Primary outcome: Change in the mean HRV analysis indices between the two interventions.

• Secondary outcomes:

o Change in the Stability of the Cardiorespiratory System in Premature Infant (SCRIP) score with each intervention.

Study Procedures Once the newborn's enrollment in the study is confirmed, procedures for HRV recording will be initiated, following the procedure below. Randomization of the newborn to the intervention sequence will be performed accordingly: sequence AB as Kangaroo Care - incubator care, or sequence BA as incubator care - Kangaroo Care.

The HRV signal will be obtained using a Polar H10 chest strap connected via Bluetooth to the Polar RS800 monitor. In the RR function, the accuracy is less than 1 millisecond per beat. The chest strap will be placed on the anterior region of the newborn's chest (Figure 1). Before the start of data recording, a stabilization period of 30 minutes in the assigned intervention sequence will be allowed. After this period, HRV recording will begin using the Polar monitor for 60 minutes for each intervention. Before changing the intervention sequence, a washout period of three hours will be allowed

Data from the Polar monitor will be downloaded and stored on a computer using Polar Protrainer 5 software. The data will then be exported to an Excel file and further analyzed using Kubios software (Heart Rate Variability (HRV) Software) for detailed HRV analysis. The software will provide metrics in the time domain: average NN interval, standard deviation of NN intervals (SDNN), and root mean square of successive differences of RR intervals (RMSSD).

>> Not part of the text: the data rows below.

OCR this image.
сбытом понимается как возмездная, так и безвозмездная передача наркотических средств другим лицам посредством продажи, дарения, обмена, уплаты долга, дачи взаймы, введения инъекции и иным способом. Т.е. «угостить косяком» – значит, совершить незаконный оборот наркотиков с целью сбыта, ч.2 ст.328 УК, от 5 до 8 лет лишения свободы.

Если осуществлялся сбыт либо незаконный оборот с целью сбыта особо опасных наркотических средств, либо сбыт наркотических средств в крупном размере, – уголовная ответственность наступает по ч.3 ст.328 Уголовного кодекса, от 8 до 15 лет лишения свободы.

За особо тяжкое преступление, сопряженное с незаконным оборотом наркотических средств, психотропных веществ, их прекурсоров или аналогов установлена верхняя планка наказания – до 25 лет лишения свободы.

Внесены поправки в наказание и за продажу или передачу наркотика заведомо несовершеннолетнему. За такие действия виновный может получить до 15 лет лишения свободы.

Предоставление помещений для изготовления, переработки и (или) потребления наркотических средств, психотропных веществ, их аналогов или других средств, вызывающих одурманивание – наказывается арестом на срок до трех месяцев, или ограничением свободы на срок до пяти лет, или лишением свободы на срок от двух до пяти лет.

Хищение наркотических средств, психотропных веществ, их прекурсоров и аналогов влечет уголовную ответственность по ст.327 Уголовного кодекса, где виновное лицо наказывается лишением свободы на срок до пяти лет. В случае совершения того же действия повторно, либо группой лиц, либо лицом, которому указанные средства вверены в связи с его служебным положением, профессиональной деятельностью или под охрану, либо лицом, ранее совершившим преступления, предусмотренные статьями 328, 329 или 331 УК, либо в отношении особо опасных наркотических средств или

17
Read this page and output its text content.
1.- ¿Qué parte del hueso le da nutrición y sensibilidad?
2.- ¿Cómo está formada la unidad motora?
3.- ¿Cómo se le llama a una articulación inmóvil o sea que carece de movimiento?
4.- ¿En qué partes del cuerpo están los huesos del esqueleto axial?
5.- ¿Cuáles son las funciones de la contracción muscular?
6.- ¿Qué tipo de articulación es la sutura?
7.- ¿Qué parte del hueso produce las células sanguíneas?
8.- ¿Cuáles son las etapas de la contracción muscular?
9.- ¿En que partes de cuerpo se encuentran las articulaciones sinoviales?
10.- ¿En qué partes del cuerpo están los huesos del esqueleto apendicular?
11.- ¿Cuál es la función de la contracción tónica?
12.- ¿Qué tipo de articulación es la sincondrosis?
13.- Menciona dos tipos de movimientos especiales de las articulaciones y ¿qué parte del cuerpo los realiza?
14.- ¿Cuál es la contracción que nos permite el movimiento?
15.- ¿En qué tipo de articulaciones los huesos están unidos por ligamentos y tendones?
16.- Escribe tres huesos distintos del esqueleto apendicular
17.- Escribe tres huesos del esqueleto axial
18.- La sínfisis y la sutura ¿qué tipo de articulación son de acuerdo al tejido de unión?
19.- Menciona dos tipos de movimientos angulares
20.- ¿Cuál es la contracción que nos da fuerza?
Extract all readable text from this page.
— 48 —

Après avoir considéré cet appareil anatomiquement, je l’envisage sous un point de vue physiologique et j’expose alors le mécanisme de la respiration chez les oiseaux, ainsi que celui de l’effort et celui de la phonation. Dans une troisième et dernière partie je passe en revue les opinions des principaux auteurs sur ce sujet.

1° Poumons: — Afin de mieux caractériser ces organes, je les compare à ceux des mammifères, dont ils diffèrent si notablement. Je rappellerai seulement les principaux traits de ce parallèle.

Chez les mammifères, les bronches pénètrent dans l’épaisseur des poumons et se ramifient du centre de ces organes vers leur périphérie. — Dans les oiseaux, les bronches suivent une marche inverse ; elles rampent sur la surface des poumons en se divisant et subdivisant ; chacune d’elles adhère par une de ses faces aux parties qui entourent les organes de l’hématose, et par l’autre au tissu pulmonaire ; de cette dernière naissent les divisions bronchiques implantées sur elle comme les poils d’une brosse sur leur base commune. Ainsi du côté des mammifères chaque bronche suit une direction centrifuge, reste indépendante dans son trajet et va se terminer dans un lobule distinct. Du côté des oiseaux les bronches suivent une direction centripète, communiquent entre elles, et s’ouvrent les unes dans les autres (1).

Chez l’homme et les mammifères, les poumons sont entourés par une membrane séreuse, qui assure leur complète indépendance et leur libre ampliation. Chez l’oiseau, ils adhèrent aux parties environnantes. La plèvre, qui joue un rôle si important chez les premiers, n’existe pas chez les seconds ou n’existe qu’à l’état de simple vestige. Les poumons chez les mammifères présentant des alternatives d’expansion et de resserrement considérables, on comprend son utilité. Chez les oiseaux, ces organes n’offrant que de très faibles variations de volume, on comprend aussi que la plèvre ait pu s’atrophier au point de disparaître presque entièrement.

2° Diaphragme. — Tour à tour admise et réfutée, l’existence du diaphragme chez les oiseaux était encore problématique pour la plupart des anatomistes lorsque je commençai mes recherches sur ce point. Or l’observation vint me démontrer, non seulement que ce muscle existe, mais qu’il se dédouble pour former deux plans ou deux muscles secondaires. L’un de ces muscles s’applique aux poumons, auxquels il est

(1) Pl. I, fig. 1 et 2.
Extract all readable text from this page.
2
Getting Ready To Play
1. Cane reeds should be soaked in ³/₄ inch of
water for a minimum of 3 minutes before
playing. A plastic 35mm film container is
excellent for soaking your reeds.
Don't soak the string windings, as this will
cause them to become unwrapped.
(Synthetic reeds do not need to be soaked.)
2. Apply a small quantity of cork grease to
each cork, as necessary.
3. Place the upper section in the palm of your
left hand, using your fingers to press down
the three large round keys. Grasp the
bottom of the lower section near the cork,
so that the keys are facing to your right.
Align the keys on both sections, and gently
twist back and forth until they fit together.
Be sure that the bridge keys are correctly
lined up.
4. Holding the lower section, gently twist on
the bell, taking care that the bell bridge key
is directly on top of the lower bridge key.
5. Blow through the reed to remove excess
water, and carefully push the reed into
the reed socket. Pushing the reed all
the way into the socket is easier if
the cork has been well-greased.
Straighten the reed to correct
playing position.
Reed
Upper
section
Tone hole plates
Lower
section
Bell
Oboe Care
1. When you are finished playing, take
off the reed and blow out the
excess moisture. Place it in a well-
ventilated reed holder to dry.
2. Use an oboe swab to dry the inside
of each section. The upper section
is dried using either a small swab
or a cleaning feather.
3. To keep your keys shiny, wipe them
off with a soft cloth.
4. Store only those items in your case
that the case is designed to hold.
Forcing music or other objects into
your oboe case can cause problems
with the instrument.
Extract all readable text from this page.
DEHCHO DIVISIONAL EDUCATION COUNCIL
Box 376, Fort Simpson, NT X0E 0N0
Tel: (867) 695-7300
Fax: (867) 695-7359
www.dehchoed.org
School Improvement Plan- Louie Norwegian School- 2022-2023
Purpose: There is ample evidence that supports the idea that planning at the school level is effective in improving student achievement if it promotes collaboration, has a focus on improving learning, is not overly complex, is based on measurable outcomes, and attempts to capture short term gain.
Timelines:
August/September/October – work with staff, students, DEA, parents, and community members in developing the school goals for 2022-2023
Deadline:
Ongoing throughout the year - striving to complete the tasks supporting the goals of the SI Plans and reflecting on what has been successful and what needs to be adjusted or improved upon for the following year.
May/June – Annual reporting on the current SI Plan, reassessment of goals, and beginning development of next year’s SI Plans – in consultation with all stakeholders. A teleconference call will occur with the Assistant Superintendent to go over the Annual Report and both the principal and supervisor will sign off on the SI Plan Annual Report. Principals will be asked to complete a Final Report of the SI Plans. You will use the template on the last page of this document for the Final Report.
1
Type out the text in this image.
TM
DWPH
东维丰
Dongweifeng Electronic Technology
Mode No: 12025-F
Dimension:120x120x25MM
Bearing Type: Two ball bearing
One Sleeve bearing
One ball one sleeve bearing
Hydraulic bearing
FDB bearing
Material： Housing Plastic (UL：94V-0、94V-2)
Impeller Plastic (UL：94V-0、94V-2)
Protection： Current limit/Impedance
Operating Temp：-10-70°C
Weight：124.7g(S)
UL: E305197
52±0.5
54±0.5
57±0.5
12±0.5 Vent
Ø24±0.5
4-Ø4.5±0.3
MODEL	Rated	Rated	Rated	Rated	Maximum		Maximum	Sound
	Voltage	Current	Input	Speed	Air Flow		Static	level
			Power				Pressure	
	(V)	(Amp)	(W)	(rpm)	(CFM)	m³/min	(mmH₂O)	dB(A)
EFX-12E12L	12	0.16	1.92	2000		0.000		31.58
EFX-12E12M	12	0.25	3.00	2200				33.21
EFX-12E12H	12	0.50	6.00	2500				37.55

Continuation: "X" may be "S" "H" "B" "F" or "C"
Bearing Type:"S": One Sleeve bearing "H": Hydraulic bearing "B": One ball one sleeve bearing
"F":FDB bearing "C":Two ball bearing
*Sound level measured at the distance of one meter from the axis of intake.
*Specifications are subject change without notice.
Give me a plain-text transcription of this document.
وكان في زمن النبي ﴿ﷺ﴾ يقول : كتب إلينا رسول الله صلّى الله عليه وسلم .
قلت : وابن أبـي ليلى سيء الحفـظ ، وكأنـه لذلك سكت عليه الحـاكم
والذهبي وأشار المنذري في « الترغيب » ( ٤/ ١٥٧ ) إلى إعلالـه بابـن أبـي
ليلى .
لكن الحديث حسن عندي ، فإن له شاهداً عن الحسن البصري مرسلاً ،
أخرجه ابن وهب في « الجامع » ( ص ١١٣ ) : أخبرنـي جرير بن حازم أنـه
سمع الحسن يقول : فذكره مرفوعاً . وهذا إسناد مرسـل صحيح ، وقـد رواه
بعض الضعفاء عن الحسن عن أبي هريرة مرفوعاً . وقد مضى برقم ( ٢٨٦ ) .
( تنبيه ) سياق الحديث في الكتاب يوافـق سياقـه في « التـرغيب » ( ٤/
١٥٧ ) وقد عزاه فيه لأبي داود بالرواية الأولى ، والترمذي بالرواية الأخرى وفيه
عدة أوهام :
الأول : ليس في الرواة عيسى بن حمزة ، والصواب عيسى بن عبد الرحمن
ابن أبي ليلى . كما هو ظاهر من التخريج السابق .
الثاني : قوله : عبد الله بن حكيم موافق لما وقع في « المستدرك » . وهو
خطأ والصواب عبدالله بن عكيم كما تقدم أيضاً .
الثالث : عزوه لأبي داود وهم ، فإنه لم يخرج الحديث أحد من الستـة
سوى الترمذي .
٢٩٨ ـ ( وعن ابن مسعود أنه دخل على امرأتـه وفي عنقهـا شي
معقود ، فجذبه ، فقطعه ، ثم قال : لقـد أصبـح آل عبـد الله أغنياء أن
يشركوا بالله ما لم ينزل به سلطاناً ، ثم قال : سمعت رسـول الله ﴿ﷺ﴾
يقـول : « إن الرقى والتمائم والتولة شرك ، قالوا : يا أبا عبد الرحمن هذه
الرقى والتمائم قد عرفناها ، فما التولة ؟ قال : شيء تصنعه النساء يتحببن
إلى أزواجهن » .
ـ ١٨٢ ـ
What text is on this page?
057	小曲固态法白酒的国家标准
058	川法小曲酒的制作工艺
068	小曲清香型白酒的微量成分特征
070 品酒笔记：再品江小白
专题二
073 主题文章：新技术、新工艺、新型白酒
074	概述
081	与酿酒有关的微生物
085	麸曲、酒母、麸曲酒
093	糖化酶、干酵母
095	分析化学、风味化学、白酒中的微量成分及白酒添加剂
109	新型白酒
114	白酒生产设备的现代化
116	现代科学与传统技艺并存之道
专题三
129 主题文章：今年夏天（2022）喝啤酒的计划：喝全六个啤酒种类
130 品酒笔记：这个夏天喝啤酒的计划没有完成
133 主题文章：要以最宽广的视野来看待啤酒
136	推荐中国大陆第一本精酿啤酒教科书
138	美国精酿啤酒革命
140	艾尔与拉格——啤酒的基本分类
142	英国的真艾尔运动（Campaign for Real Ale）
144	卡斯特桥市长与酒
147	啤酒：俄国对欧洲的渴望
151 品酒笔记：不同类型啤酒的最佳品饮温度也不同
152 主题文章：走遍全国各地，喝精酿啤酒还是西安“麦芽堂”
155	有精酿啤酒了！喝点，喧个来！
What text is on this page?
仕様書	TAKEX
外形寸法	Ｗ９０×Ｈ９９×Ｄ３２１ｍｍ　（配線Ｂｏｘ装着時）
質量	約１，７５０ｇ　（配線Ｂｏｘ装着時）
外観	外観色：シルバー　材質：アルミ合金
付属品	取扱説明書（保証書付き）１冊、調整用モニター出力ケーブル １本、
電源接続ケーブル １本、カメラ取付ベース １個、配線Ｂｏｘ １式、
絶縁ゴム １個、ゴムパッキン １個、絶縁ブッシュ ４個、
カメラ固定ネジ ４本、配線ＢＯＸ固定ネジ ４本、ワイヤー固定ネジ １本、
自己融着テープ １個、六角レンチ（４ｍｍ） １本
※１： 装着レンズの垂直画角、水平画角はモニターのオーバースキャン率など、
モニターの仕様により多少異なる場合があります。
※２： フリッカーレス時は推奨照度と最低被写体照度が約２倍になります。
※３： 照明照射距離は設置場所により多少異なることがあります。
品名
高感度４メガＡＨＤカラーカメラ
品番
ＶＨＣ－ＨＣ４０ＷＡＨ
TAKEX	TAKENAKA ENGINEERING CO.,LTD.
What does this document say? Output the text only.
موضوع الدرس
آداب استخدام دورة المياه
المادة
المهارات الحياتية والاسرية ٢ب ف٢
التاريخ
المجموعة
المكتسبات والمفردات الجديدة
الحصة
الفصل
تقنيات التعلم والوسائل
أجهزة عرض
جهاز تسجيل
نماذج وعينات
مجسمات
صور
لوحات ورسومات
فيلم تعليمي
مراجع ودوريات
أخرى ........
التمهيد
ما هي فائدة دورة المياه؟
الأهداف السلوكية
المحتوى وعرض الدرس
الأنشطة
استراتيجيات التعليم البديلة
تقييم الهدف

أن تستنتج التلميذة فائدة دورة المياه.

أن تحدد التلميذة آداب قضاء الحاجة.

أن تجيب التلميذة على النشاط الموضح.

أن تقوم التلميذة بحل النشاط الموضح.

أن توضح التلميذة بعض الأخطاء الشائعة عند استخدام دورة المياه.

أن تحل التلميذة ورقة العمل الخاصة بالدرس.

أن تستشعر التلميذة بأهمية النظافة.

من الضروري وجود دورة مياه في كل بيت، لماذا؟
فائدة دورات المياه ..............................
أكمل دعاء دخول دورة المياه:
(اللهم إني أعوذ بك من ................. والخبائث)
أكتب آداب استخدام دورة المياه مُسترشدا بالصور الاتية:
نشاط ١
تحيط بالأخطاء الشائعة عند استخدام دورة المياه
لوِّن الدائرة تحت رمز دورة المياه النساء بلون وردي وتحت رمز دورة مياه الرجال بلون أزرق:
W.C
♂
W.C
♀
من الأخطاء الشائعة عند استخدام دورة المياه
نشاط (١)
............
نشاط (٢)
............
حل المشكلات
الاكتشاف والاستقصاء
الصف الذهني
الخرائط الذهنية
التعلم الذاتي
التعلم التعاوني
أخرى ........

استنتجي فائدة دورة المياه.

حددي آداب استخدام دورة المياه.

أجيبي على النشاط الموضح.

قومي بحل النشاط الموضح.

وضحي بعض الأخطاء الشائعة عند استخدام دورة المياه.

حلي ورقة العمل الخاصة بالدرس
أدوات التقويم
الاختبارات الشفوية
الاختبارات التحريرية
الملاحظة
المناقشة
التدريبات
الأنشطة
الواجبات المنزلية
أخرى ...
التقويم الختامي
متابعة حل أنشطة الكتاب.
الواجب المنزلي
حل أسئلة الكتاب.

Metrics in the frequency domain will include total power (TP), very low frequency (VLF), low frequency (LF), high frequency (HF), and LF/HF ratio. Non-linear analysis will involve SD1 (Poincaré plot) and SD2 26.

In addition to HRV analysis, clinical characteristics of the newborns will be collected for further analysis and characterization.

Sample Size No previous studies have compared HRV analysis between Kangaroo Care and incubator care. Information from the literature comparing HRV in preterm neonates with sepsis versus no sepsis 27and comparing preterm neonates in an incubator versus Kangaroo Care 23 was used to estimate the sample size. The main HRV metric to assess parasympathetic activity in preterm neonates is HF (high frequency) and RMSSD, and the sympathetic/parasympathetic modulation is represented by the LF/HF ratio. The sample size was estimated considering the highest reported values for these metrics. Based on this data, with an expected mean difference in LF of 5.3, standard deviation in group 1 of 4.9, and standard deviation in group 2 of 6.5, a confidence level of 95%, and a power of 80%, a sample size of 20 pairs of preterm newborns is expected. No loss to follow-up is anticipated.